By: Diwakar Sinha, CEO, Polaris Healthcare Partners
Recent market activity has many group practice owners on edge. Market volatility is increasing given ongoing tariff activity, and conversations about a bear market and a potential recession in 2025 and beyond are ramping up. For owners considering a transaction in 2025, current conditions may have them wondering whether it’s the right time to sell—and what actions they should take.
First Things First
Group practices looking to transact in the near term may be feeling a healthy dose of fear— putting them in the same boat as 60% of Americans, according to a recent Gallup poll. It’s not unusual to feel anxious when the market changes dramatically. That said, the market is cyclical, and we’ve been here before. Typically, it’s wise not to make rash decisions and instead stay the course, particularly when we’re experiencing rapid and collective change. This advice also applies to those preparing for a transaction soon.
What You Can Do
Based on similar historical situations, we anticipate that transactions in the next 60–90 days may be slow or difficult to execute due to the market’s rapidly changing nature. If you are working toward a transaction, the next few months can be critical to preparing your business. There are several steps group practice owners can take to maximize their transaction value in any market environment. Focusing on these fundamentals can help ensure that leaders receive top dollar for their hard work, regardless of broader economic conditions:
- Clean up your financials. If this hasn’t already been a priority, it needs to be. Practice owners should have at least three years of reviewed or audited financials available. This includes having a clear-eyed understanding of EBITDA (Earnings Before Interest, Taxes, Depreciation, and Amortization).
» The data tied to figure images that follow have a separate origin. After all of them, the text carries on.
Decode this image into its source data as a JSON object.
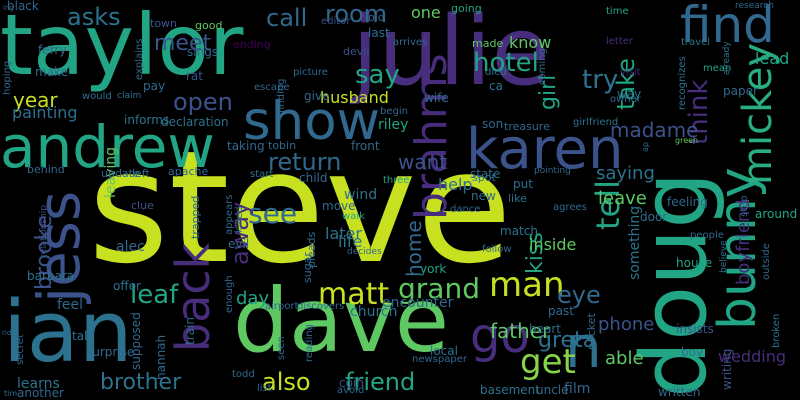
{
  "words": {
    "steve": "steve",
    "taylor": "taylor",
    "julie": "julie",
    "doug": "doug",
    "dave": "dave",
    "ian": "ian",
    "andrew": "andrew",
    "karen": "karen",
    "show": "show",
    "jess": "jess",
    "back": "back",
    "bunny": "bunny",
    "find": "find",
    "brahms": "brahms",
    "mickey": "mickey",
    "matt": "matt",
    "man": "man",
    "go": "go",
    "n": "n",
    "get": "get",
    "grand": "grand",
    "greta": "greta",
    "room": "room",
    "call": "call",
    "meet": "meet",
    "asks": "asks",
    "hotel": "hotel",
    "try": "try",
    "take": "take",
    "think": "think",
    "say": "say",
    "open": "open",
    "year": "year",
    "return": "return",
    "want": "want",
    "madame": "madame",
    "tell": "tell",
    "see": "see",
    "away": "away",
    "brooke": "brooke",
    "leaf": "leaf",
    "kiss": "kiss",
    "home": "home",
    "eye": "eye",
    "friend": "friend",
    "brother": "brother",
    "also": "also",
    "father": "father",
    "husband": "husband",
    "girl": "girl",
    "know": "know",
    "one": "one",
    "painting": "painting",
    "lead": "lead",
    "boyfriend": "boyfriend",
    "saying": "saying",
    "leave": "leave",
    "help": "help",
    "life": "life",
    "later": "later",
    "inside": "inside",
    "day": "day",
    "phone": "phone",
    "able": "able",
    "wedding": "wedding",
    "alec": "alec",
    "leaving": "leaving",
    "something": "something",
    "black": "black",
    "ferry": "ferry",
    "make": "make",
    "town": "town",
    "sings": "sings",
    "explains": "explains",
    "rat": "rat",
    "pay": "pay",
    "good": "good",
    "ending": "ending",
    "editor": "editor",
    "old": "old",
    "last": "last",
    "devil": "devil",
    "arrives": "arrives",
    "going": "going",
    "time": "time",
    "research": "research",
    "letter": "letter",
    "travel": "travel",
    "mean": "mean",
    "already": "already",
    "paper": "paper",
    "way": "way",
    "ca": "ca",
    "died": "died",
    "made": "made",
    "coming": "coming",
    "visit": "visit",
    "owner": "owner",
    "recognizes": "recognizes",
    "son": "son",
    "treasure": "treasure",
    "girlfriend": "girlfriend",
    "wife": "wife",
    "riley": "riley",
    "begin": "begin",
    "give": "give",
    "picture": "picture",
    "finding": "finding",
    "escape": "escape",
    "declaration": "declaration",
    "informs": "informs",
    "claim": "claim",
    "would": "would",
    "hoping": "hoping",
    "taking": "taking",
    "tobin": "tobin",
    "front": "front",
    "child": "child",
    "start": "start",
    "three": "three",
    "state": "state",
    "put": "put",
    "pointing": "pointing",
    "like": "like",
    "new": "new",
    "dance": "dance",
    "agrees": "agrees",
    "step": "step",
    "feeling": "feeling",
    "door": "door",
    "around": "around",
    "people": "people",
    "behind": "behind",
    "update": "update",
    "left": "left",
    "apache": "apache",
    "clue": "clue",
    "trapped": "trapped",
    "appears": "appears",
    "killed": "killed",
    "evil": "evil",
    "move": "move",
    "walk": "walk",
    "wind": "wind",
    "spot": "spot",
    "match": "match",
    "follow": "follow",
    "relationship": "relationship",
    "barbara": "barbara",
    "sugar": "sugar",
    "pleads": "pleads",
    "decides": "decides",
    "york": "york",
    "offer": "offer",
    "enough": "enough",
    "airport": "airport",
    "encounter": "encounter",
    "feel": "feel",
    "talk": "talk",
    "secret": "secret",
    "surprise": "surprise",
    "supposed": "supposed",
    "hannah": "hannah",
    "train": "train",
    "discovers": "discovers",
    "church": "church",
    "past": "past",
    "pocket": "pocket",
    "house": "house",
    "believe": "believe",
    "outside": "outside",
    "heart": "heart",
    "insists": "insists",
    "writing": "writing",
    "broken": "broken",
    "learns": "learns",
    "another": "another",
    "todd": "todd",
    "list": "list",
    "coin": "coin",
    "avoid": "avoid",
    "seen": "seen",
    "reading": "reading",
    "newspaper": "newspaper",
    "local": "local",
    "basement": "basement",
    "uncle": "uncle",
    "film": "film",
    "boy": "boy",
    "written": "written",
    "tiny1": "ing",
    "tiny2": "rid",
    "tiny3": "ap",
    "tiny4": "tim",
    "green": "green"
  }
}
- Prioritize lean operations. Lean doesn’t just mean cutting excess; it means optimizing systems and resources. Does your group practice consistently review key performance indicators (KPIs), such as production per provider or hygiene reappointment rates? This may also involve ensuring that scheduling and billing systems are operating efficiently, freeing up staff for higher-value tasks. Additionally, make sure clinical technology is being properly leveraged and applied.
- Invest in your team. A successful transaction isn’t just about the numbers—it’s about patient loyalty, satisfaction, and trust. Retaining hygienists and clinicians, supporting continuing education, adopting new technologies, and fostering a strong team culture all contribute to your practice’s value. This may also include reviewing or implementing associate equity agreements.
Think Long Term
The market is cyclical. No matter when group practices choose to transact, there will always be potential benefits and drawbacks—much like deciding when to retire or sell a home. Instead of focusing on external factors beyond your control, now is the time to look inward and plan for the future. By cleaning up your financials, operations, and clinical excellence, you can move beyond short-term market cycles, and be in a position to be more resilient to volatility. When you focus on the long-term and take steps to strengthen your foundation, you’ll be best positioned to benefit, no matter what is happening in the market.